Nella maggior parte dei dipinti, specie quelli a carattere devozionale – ma non mancano citazioni del genere, anche nell’ambito della pittura profana -, l’animale non rappresenta un semplice complemento scenografico, ma costituisce un indicatore di segno finalizzato al condizionamento della raffigurazione stessa.
Risale al 1579 l’opera in cui Moroni ritrae Gian Federico Madruzzo, nipote di Cristoforo, principe-vescovo di Trento nonché organizzatore del Concilio. Il soggetto, a figura intera, addita un cane da compagnia seduto accanto a lui, alla nostra destra, nel dipinto: evidente l’intenzionalità aristocratica dell’artista, che allude contemporaneamente al ruolo dell’effigiato, fedele all’illustre parente, e a quello dello zio, servus ecclesiae. Nell’opera di Filippino Lippi, Tobiolo, diretto verso casa e tenuto per mano dall’arcangelo Raffaele, è scortato dal suo devoto cagnolino, che pare esprimere la propria felicità per il ritorno del padrone. Emblema della fedeltà, oltre al cane, è il girasole.
Fra i primi dipinti del Magnasco si annovera il ritratto di Gentiluomo col girasole (incerto l’anno di esecuzione, che comunque viene fatta risalire alla fine del Seicento): l’iconografia, tipica dell’epoca, fu dettata dallo stesso committente, intenzionato ad esprimere in tal modo l’assoluta devozione e sudditanza nei confronti di un superiore, cui probabilmente l’opera era destinata.

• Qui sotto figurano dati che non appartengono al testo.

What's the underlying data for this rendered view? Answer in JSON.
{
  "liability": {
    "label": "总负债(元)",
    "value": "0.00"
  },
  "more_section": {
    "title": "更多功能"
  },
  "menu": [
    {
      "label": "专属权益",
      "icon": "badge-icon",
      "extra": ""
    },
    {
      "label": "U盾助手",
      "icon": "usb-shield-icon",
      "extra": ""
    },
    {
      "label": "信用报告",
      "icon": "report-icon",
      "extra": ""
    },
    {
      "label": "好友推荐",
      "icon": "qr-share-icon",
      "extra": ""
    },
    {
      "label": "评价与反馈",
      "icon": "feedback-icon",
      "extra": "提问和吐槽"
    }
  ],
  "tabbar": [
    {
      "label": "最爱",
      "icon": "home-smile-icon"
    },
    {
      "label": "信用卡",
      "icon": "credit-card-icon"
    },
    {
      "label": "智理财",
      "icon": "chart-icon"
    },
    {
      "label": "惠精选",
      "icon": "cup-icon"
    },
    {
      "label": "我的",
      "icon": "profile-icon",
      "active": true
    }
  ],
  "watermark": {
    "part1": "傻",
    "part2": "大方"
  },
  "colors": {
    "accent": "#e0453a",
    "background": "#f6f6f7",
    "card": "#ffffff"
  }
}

A testimoniare il valore simbolico del girasole, che si volge sempre al re degli astri, i motti pubblicati nel Mundus Symbolicus di Filippo Piccinelli (1687): “Hoc lumine vivo (Protectio & dependentia)”, “Non san questi occhi miei volgersi altrove”, “E da lui pendo, e mi rivolgo a lui”. Simbologia che ricorre anche in due quadri di Van Dyck: l’Autoritratto (1633), in cui viene usata per manifestare la propria riconoscenza al sovrano d’Inghilterra, e il Ritratto di sir Digby, commissionato da un cortigiano che auspicava di ottenere, attraverso questa dichiarazione visiva della sua devozione per il re, una prestigiosa posizione a corte.